I'm not sure I agree completely with the 6 month guideline and losing CQ points. It comes down to individual bean character, how it is stored, etc.
I'm certainly not saying 6 months from 'picking & processing', and fully accept that processing can often include resting. I think you'll agree that traditional packaging and shipping (eg. sea freight in hessian sacks) has typically done no favours to Australian buyers, and that last season's landed crop from an origin will rarely if ever taste better than the previous one when cupped side by site (assuming no major crop-affecting factors).
What this tells me is age can be less of a factor compared to original bean quality and roast performance.
So we both agree that age can turn beans flat?
My experience is a loss of complexity, with my basic coffee chemistry thinking being that it is a result of the more volatile/less stable compounds degrading over time.
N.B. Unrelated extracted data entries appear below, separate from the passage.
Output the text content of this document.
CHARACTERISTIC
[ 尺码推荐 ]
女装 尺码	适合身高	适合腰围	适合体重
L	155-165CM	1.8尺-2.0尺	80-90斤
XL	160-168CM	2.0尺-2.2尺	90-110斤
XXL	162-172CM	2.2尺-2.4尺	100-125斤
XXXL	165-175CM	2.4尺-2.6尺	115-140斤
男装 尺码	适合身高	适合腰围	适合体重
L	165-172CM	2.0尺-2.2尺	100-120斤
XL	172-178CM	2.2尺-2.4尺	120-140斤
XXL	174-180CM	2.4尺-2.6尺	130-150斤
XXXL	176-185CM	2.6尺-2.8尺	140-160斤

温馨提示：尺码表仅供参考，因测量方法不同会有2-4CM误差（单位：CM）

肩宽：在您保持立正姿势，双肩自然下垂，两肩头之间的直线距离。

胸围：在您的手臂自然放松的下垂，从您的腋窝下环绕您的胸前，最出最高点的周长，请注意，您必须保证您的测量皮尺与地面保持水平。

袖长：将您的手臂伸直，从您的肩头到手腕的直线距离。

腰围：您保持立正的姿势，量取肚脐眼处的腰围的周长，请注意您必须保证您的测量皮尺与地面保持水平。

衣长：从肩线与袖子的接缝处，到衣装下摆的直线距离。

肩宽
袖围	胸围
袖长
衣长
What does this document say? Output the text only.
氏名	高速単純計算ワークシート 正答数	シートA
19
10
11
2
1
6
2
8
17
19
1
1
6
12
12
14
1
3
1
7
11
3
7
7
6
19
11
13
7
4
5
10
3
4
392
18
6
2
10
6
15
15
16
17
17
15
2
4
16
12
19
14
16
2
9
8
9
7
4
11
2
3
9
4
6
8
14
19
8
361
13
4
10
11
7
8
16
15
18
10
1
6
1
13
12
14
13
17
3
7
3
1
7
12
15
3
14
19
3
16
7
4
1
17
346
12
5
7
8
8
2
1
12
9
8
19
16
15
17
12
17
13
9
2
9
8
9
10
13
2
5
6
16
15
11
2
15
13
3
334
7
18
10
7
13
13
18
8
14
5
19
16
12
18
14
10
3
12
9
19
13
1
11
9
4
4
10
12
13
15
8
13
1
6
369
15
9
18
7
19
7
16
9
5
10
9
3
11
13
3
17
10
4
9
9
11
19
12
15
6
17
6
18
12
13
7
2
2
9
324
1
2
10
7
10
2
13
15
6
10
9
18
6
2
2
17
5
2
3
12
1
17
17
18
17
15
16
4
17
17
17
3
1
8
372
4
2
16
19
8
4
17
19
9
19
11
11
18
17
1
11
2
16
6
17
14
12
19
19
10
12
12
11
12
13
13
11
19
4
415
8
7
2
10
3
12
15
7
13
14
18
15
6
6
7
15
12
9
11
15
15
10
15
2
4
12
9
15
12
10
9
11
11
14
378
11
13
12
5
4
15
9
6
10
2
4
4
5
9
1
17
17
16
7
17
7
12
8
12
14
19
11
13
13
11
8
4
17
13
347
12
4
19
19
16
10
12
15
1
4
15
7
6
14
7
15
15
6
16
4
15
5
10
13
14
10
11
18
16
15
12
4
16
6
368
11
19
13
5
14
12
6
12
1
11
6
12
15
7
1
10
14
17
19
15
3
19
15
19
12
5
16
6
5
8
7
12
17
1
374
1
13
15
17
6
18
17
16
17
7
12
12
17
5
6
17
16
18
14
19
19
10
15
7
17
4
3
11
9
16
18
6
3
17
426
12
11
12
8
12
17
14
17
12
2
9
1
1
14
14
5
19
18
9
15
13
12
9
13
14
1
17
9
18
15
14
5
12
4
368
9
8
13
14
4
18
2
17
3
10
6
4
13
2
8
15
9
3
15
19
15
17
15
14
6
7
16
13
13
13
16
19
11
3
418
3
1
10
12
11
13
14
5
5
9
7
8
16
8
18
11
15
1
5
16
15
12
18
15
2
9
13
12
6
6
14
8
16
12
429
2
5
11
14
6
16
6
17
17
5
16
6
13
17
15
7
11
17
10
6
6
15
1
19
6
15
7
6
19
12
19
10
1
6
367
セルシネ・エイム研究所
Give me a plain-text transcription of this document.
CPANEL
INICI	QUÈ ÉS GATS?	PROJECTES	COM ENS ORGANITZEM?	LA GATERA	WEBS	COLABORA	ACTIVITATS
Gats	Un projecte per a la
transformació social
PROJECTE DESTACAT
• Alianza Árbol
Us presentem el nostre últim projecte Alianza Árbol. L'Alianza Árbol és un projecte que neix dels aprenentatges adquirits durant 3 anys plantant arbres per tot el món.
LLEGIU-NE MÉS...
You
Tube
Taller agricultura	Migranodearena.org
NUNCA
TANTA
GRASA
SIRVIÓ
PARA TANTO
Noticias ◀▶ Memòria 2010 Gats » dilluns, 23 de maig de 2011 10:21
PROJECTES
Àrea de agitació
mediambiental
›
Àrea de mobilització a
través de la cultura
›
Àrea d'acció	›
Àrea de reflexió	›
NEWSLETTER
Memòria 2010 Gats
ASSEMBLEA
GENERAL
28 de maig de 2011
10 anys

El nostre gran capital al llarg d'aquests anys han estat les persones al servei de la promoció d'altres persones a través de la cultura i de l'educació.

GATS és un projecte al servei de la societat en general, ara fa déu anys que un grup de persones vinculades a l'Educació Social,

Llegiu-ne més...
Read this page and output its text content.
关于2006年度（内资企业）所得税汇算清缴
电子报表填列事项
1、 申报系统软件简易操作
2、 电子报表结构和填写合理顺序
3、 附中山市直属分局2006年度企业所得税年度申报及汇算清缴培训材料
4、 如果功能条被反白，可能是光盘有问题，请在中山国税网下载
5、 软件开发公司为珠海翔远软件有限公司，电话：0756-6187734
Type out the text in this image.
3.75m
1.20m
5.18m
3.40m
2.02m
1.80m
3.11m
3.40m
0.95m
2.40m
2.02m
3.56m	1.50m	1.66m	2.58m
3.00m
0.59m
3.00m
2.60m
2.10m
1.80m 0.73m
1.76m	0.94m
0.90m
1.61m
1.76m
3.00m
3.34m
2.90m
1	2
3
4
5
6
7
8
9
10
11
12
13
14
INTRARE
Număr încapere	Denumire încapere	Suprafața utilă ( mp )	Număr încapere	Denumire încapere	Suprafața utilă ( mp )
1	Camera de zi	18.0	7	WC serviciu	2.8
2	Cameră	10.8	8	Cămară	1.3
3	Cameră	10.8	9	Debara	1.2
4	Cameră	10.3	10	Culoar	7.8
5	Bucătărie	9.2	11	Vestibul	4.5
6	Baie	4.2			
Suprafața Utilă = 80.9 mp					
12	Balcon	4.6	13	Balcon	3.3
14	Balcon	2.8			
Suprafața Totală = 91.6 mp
It seems to me that while this will usually
result in a less enjoyable end product, there will be exceptions (maybe especially in coffees that cup a little lower due to the presence of less pleasant relatively volatile compounds).
The reason I eulogise the high end of specialty coffee (90+) and try not to buy anything less than 85 points unless it roasts up really well to a specific profile is because if you start with high bean quality, ageing and non-optimal roasting will still leave you with a much better cup.
eg. (MaxBQ - RoastError - Degradation) = CupQuality.
You make a good point that some coffees seem to need to 'stablise' before they roast brilliantly, but all will degrade after that I guess.